Zwei notes that in Vancouver, the transit customer is seldom consulted with, nor is the customer listened too. Light metro is built with the provincial government telling the taxpayer, “You are getting SkyTrain whether you like it or not!” Added to this, the region has invented a pseudo science of densification which is a smokes screen for government to inflate property values to reward land speculators and land developers. This ‘Densification‘ pseudo science or Lysenkoism has proven not to attract much new ridership to the public transit system.. Ridership on the public transit is kept seemingly high, with over 130, 000 of U-Pass deep discount ‘ride at will’ tickets for students in post secondary institutions, which flood the transit system at peak hours.
Meanwhile back in Germany, the public wanted a ‘no-transfer‘ service, with reasonable travel times and the TramTrain was conceived to provide a doorstep to downtown service, omitting a 20 minute transfer from commuter train to tram.
A city tram with a TramTrain in the rear.

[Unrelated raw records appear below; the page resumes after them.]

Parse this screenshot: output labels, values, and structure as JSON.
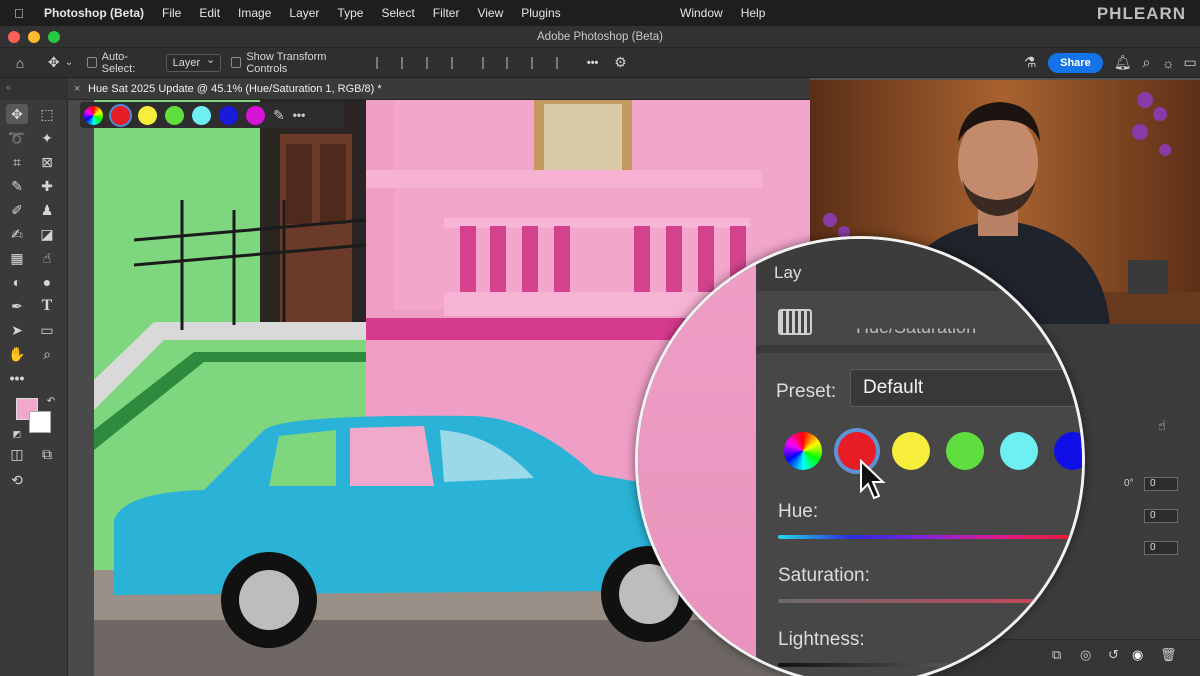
{
  "menubar": {
    "app_name": "Photoshop (Beta)",
    "items": [
      "File",
      "Edit",
      "Image",
      "Layer",
      "Type",
      "Select",
      "Filter",
      "View",
      "Plugins"
    ],
    "right_items": [
      "Window",
      "Help"
    ],
    "watermark": "PHLEARN"
  },
  "window": {
    "title": "Adobe Photoshop (Beta)"
  },
  "options_bar": {
    "auto_select_label": "Auto-Select:",
    "auto_select_value": "Layer",
    "transform_label": "Show Transform Controls",
    "more_label": "•••",
    "share_label": "Share"
  },
  "document": {
    "tab_title": "Hue Sat 2025 Update @ 45.1% (Hue/Saturation 1, RGB/8) *"
  },
  "color_bar": {
    "swatches": [
      "#e81c24",
      "#f7ee3c",
      "#5fdf3f",
      "#6cf0f2",
      "#1a1adb",
      "#d514d5"
    ],
    "more_label": "•••"
  },
  "tools": {
    "foreground_color": "#f0a8cb",
    "background_color": "#ffffff",
    "more_label": "•••"
  },
  "panel": {
    "layers_partial": "Lay",
    "adjustment_title_partial": "Hue/Saturation",
    "values": [
      "0°",
      "0",
      "0",
      "0"
    ]
  },
  "magnifier": {
    "preset_label": "Preset:",
    "preset_value": "Default",
    "hue_label": "Hue:",
    "saturation_label": "Saturation:",
    "lightness_label": "Lightness:",
    "swatches": [
      "#e81c24",
      "#f7ee3c",
      "#5fdf3f",
      "#6cf0f2",
      "#1010e6"
    ]
  }
}
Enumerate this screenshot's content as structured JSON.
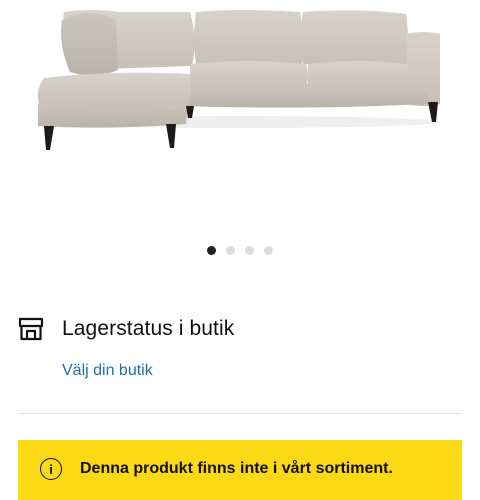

The success of the TramTrain operation in Karlsruhe was an instant success as the following table shows. In seven months ridership on the new TramTrain service, replacing a commuter train, providing a direct, no transfer service to downtown Karlsruhe saw 479% increase in ridership, from5 33,600 to 2,554,976 customers a week.
Compare to our $11 billion, 21.7km extension of SkyTrain, where TransLink is all but hiding the fact that there will be little or no increase in ridership on both the Expo Line extension to Langley and the Broadway subway.!
The ridership increase being so successful they had to build a tunnel to bury the longer distance routes and clear their busiest street routes, Kaiserstrasse (King Street) and Dulach Tor (Dulach Gate) as well as the city’s two busiest public squares, Marketplatz und Europlatz. Kaiserstrasse was moving over 25,000 p/h/d at peak, using 80+ trams/hour/direction. The “T” shaped tunnel was expensive but it greatly decreased the surface crowding, vastly increasing the throughput of trams and improving the travel times. Finally moving the near endless wall of trams at peak, known locally as the yellow wall (gellbe-vand).
That’s when you build a tunnel, when you have absolutely no other choices.
The system functions not only as a tram/Light Rail Transit system hybrid but it functions as a Regional Rail/Light Rail Transit/Tram hybrid.
Route S4, the trip I went on was a 180 km trip from Karlsruhe to Heinbroin straight back to downtown Karlsruhe. That particular route’s total length was 210 km long. It has since been cut into 5 separate routes and branfhes with the super long 210 km long express route (Karlsruhe-Ottrigen), serving at 2 trains per hour.
Whereas now the 165 km AVG/KVV run portion adds 2 more trains per hour (Karlsruhe to Brettegen).
The HWD/KVV/AVG 45 km long section (Brettegen-Heinbroin-Ottrigen), runs 8-10 trains per hour with 6-8 of those trains leaving the Deutschbahn mainline to travel down the main street of Heinbroin, as part of that town’s 2 route LRT network (Routes S41 & S42).
The best part is that its a single ticketing regime. Technically 1 main route but operated by 2 separate local transit services, 1 regional railway and DB but all run with consistent route schedule and the same vehicle fleet.